APSNet 22 March 2010
- Report blasts hole in government’s plan to acquire new subs
- All-clear for nukes deal with Russia
- [Indonesia] Economic and defense ties on China-RI agenda
- As Taliban makes comeback in Kunduz province, war spreads to northern Afghanistan
- Policing Afghanistan: how afghan police training became a train wreck
- The new rules of war
- Australia has failed Hu in bid for open trial: expert
1. Report blasts hole in government’s plan to acquire new subs, Dan Oakes, SMH, 2010-03-19
Australia pays vastly more than other countries for defence equipment, a study has found. The study conducted in the US by McKinsey consultants, raise further concerns about how the federal government intends to acquire a fleet of 12 submarines to replace the trouble-prone Collins-class submarines.

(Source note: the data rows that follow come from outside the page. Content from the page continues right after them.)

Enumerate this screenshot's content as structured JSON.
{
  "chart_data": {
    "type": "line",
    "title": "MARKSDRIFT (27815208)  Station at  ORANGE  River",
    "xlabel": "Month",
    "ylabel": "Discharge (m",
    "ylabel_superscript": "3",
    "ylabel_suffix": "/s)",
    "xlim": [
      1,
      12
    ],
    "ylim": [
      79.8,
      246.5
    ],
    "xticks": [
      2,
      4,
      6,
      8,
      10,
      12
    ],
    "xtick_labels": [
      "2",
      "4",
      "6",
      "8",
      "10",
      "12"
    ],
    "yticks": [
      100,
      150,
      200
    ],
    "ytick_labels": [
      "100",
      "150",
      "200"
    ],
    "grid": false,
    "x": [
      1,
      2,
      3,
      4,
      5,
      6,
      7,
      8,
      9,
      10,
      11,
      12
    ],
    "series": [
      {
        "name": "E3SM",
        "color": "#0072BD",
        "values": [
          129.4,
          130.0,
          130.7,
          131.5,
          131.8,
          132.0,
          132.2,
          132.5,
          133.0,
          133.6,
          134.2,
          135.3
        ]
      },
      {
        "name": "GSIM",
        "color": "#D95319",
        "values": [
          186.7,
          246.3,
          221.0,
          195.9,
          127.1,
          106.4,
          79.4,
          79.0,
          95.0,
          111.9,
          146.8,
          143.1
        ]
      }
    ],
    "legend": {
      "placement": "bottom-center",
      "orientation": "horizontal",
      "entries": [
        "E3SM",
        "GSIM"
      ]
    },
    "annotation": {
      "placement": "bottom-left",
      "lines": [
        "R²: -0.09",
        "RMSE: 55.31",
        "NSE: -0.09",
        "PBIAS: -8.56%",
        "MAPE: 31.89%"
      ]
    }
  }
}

- Need to dive deeper, Brian Toohey, AFR*, 2010-03-20
2. All-clear for nukes deal with Russia, Daniel Flitton, Age, 2010-03-19
The federal government has cleared the way to sell Australian uranium to Russia – rejecting fears that the nuclear material could find its way into atomic weapons. In a long-awaited response to a report calling for Australia to delay ratifying a Howard-era treaty with Russia, the government said that there was only a remote chance Australian uranium would be diverted to weapons programs.
- Value-subtracting: Form vs. substance in Australian uranium safeguard policy, Richard Leaver, Austral Special Report 09-08S, 2009-12-11, Austral Peace and Security Network, Nautilus Institute [PDF, 360 Kb]
3. Economic and defense ties on China-RI agenda, Lilian Budianto, Jakarta Post, 2010-03-20
Indonesia will seek to enhance economic and defense ties with China when the heads of the two leading economies in the world meet in Jakarta. The strategic partnership has translated into a number of cooperation deals, including the joint military production begun in 2008 and extradition agreement signed in 2009. Indonesia has also conducted joint military training with China, whose military budget is the world’s second largest after that of the United States.
4. As Taliban makes comeback in Kunduz province, war spreads to northern Afghanistan, Keith B. Richburg, Washington Post, 2010-03-19
For most of the past eight years, this northern province has been relatively peaceful. But the past year has brought such a dramatic Taliban comeback in Kunduz that Gen. Stanley A. McChrystal is planning to shift some of the ongoing troop reinforcements to the north of the country, the first significant American deployment to the region since the fall of the Taliban regime in 2001.
- Ministerial statement on Afghanistan, Transcript, Department of Defence, 2010-03-18
- Major Afghan offensive ‘under way’, Aljazeera, 2010-03-18
5. Policing Afghanistan: how afghan police training became a train wreck, Pratap Chatterjee, TomDisatch.com, 2010-03-21
The billion-dollar contract will be the linchpin of a training program for the Afghan National Police, who are theoretically to be drilled in counterinsurgency tactics that will help defeat the Taliban and bring security to impoverished, war-torn Afghanistan. The Pentagon faces a tough choice: Should it award a new contract to Xe (formerly Blackwater), or to DynCorp?
6. The new rules of war, John Arquilla, Foreign Policy, 2010-03/04
The evidence of the last 10 years shows clearly that massive applications of force have done little more than kill the innocent and enrage their survivors. To focus the redesign effort, a moratorium would be declared on all legacy-like systems (think aircraft carriers, other big ships, advanced fighters, tanks, etc.). It should not be assumed that the huge sums invested in national defense have been wisely spent.
7. Australia has failed Hu in bid for open trial: expert, John Garnaut, Age, 2010-03-22
An expert on Chinese law has queried why the Australian government is “giving up so quickly” on transparency questions surrounding the trial of Rio Tinto’s chief iron-ore salesman in China, Stern Hu.